| | Had another D-day yesterday....need advice.
Terrible terrible day yesterday...got no sleep last night..called in sick to work.
How it started:
Something kept telling me all week to check his truck so I did yesterday while he was still sleeping...lifted up the backseat and there is a built in storage container..guess what..discovered a laptop! I guess he went out and bought a refurbished laptop for about $75.00.
Started shaking inside and out..took it out and went upstairs and woke him up and confronted him...after about half an hour he admitted that about a month ago he initiated contact with his EA. We were definently going thru a really rough patch the last couple of months..and he said he needed a place to get a respite from our arguments, etc. I was ****ing livid...told him to get the **** out. Everybody I talked to from my sister, etc. thinks I should kick him out even just for a bit..but it is so hard..I love him and want this to work. Plus I know how it has been the last couple of months..lots of tension and anger on my side.

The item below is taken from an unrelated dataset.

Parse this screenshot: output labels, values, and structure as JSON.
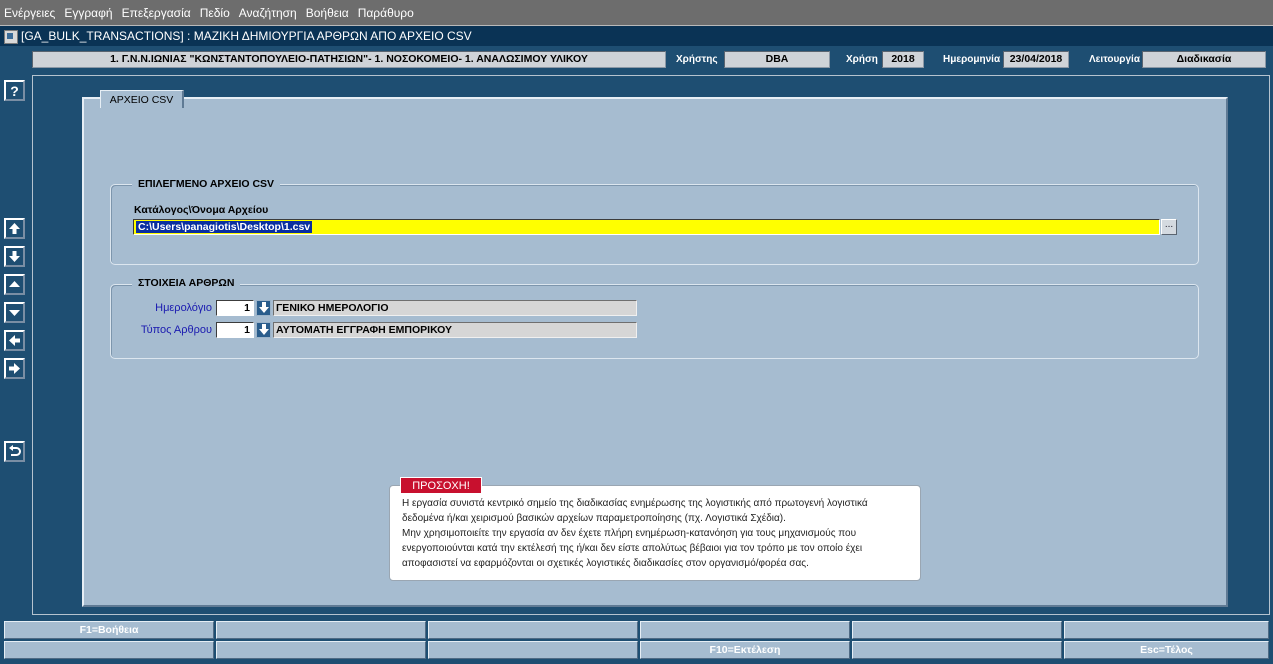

I feel sick inside...he came back and both of us talked thru the night and he was crying, etc. He said it was like he needed that fun flirtatiousness from her because all he got from me was *****ing and anger and resentment. He is going to destroy this laptop this morning in front of me because I told him if he wants this to work we have to have zero contact with her.
Am I fool???
22 year old son is livid..I told him yesterday what his dad did and he is even taking out his anger on me telling me that I am gutless for not kicking him out...I feel like crap..this is even worse than when I first discovered EA last fall.